Я обошел маленькую машину, на которой она приехала. Обыкновенный автомобильчик, чистенький, ухоженный, блестевший в слабом отсвете заходящего месяца. За спиной я услышал ее шаги, но не обратил на них никакого внимания. Поднявшись примерно до середины склона, я в нескольких футах от дороги заметил человеческую ногу.

Я посветил лежащему фонариком прямо в лицо, то же самое сделала и девушка, и я увидел его всего. Он лежал под кустом, распластавшись на спине, в той самой позе – «мешок тряпок», – которая не оставляет сомнений, означая всегда одно и то же.

Девушка молчала, держась поодаль от меня и тяжело дыша. Но фонарь она держала твердо, как закаленный ветеран отдела по расследованию убийств.

Одна рука покойника была отброшена в сторону и так и застыла со скрюченными пальцами в каком-то хватательном жесте.

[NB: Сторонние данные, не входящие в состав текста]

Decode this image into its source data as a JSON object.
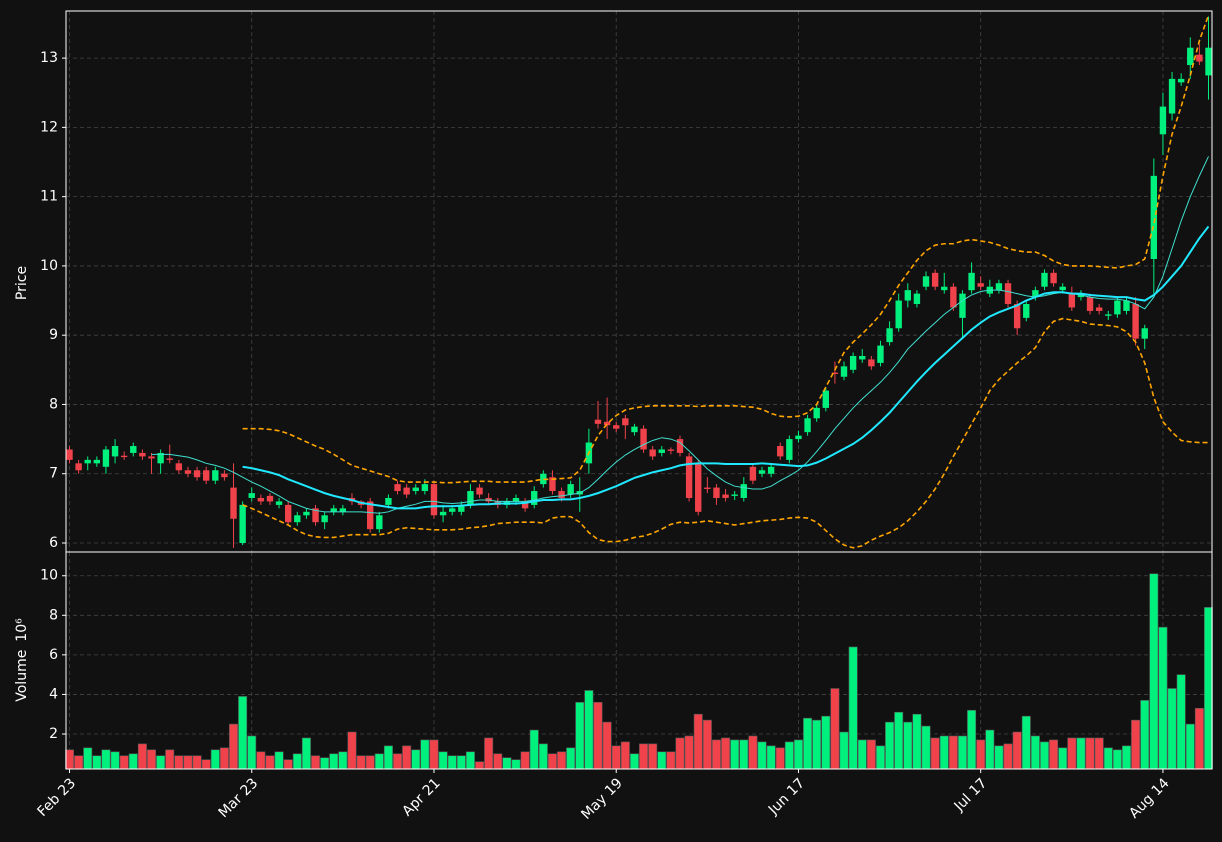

Другая лежала под спиной, а пальто было перекручено так, словно труп сбросили сверху, и он катился до этого куста по склону. Густые белокурые волосы слиплись от глянцевито черневшей под луной, как сапожная вакса, крови, и на лице тоже была, смешанная с грязью и серой пылью, кровь. Шляпы его я не видел.

И вот тут-то я чудом избежал своей пули. До самого последнего мгновения я и не вспоминал о лежащем у меня в кармане свертке с деньгами. А теперь эта мысль внезапно пронеслась у меня в мозгу и прямо-таки ударила меня по лбу, так что я, не раздумывая, быстро сунул руку в карман. Со стороны это должно было выглядеть именно так, как выглядит быстрый рывок руки за пистолетом.

В кармане было пусто. Я вытащил руку и оглянулся на девушку.

– Мистер, – с трудом выдохнула она, – если бы я не составила себе мнения о вашей физиономии...

– У меня в кармане было десять кусков, – сказал я. – Деньги вот этого типа. Я должен был расплатиться вместо него. Выкуп. Я только сейчас вспомнил про эти десять тысяч. У вас самая восхитительная нервная система, какая только может быть у женщины. Я не убивал его.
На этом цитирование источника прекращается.